The set of lists (A):
{[a,b,d,f],
[a,c,d,f],
[a,b,e,f],
[a,c,e,f]}
where a, b, c, d, e and f are items (not necessarily characters in a word), can be factored as a directed acyclic graph (DAG, B, all edges point from left -> to right):
b-->d
/ \ / \
a X f
\ / \ /
c-->e
or as the Cartesian product of 4 sets of items (C, termed axes):
{a} * {b,c} * {d, e} * {f}
Guava has a nice method for generating a set of lists (A) from a list of sets (C).
I am trying for an algorithm that accepts a graph like B and returns a list of axes like C (actually one or more, see example below), which can be used with the method above to generate a set of lists like A.
However, it is not guaranteed that the set of lists will be a Cartesian product. For example:
{[a,b,d,f],
-missing-
[a,b,e,f],
[a,c,e,f]}
corresponding to the DAG:
b-->d
/ \ \
a \ f
\ \ /
c-->e
cannot be expressed as 1 Cartesian product but can be expressed as 2:
{a}*{b}*{d,e}*{f} and {a}*{c}*{e}*{f}
corresponding to the graphs:
d
/ \
a-->b f and a-->c-->e-->f
\ /
e
The lists should have some degree of relatedness (think: a random sample of a very large Cartesian product).

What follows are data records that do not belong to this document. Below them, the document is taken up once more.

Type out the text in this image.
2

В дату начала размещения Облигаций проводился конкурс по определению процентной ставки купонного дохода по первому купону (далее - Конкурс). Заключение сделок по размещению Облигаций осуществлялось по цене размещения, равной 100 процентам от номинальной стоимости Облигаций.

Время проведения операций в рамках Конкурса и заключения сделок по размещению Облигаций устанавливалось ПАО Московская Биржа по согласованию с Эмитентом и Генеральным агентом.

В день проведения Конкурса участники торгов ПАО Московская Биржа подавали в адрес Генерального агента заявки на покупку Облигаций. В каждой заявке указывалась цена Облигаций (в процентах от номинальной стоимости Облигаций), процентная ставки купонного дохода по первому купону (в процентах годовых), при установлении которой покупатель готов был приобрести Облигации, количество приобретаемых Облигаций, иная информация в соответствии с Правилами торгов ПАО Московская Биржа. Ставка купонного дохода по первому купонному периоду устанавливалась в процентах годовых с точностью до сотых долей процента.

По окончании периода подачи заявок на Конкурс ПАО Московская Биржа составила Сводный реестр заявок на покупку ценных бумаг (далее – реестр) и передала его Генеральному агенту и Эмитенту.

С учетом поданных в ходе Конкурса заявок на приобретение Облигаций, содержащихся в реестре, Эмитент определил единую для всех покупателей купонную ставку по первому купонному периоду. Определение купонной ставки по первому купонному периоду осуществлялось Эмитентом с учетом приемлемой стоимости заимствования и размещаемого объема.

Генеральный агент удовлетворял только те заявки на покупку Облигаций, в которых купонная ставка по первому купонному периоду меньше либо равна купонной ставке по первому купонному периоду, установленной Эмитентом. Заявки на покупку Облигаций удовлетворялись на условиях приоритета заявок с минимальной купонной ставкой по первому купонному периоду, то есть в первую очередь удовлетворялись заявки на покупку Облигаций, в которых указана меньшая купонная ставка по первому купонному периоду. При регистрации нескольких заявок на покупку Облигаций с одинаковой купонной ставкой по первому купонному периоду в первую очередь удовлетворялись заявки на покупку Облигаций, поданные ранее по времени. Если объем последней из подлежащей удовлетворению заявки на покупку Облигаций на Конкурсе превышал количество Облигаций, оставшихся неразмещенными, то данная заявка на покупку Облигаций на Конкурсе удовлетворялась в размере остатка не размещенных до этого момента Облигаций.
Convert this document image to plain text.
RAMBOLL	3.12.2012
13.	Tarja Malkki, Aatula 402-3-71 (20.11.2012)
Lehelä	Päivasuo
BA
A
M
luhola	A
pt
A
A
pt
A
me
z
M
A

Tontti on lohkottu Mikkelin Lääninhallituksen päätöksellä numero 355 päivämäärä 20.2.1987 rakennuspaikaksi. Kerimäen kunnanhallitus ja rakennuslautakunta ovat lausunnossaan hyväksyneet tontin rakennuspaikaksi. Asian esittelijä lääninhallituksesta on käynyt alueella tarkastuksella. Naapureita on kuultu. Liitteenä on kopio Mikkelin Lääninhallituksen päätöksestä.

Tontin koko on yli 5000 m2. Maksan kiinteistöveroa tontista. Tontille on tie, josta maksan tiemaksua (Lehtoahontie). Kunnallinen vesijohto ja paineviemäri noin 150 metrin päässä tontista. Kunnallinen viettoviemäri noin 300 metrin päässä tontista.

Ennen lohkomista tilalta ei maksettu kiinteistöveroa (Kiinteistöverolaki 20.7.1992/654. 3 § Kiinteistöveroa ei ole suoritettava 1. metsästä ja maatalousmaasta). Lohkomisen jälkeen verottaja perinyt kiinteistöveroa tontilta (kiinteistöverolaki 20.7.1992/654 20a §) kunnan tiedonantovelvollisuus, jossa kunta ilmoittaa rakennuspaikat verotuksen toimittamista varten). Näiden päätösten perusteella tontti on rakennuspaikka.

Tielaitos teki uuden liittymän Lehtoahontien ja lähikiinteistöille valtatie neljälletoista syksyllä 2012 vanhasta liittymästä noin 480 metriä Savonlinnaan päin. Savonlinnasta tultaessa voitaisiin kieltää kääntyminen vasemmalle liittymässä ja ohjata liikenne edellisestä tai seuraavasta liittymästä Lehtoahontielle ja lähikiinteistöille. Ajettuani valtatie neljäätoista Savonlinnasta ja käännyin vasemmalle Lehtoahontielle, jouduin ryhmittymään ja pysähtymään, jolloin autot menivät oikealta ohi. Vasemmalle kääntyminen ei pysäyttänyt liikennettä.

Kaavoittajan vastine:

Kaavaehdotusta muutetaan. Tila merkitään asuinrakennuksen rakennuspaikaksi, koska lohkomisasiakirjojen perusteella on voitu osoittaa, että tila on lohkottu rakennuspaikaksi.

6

Note: lists of different lengths cannot share the same set of axes.
Is there an algorithm that does this and I just haven't Googled the right terms? If not, can we create it?
Complexity of the algorithm may be an issue as the set could have 10^2 lists and each list could have 10^2 of items, i.e. a fairly large graph. I can guarantee that the input graphs would have the minimal number of nodes possible to represent the set of lists..., and that connected non-branching nodes (a->c->e->f) can be rolled up into single objects (acef).
PS. I don't think this is same as the Cartesian product of graphs, but there could be some overlap.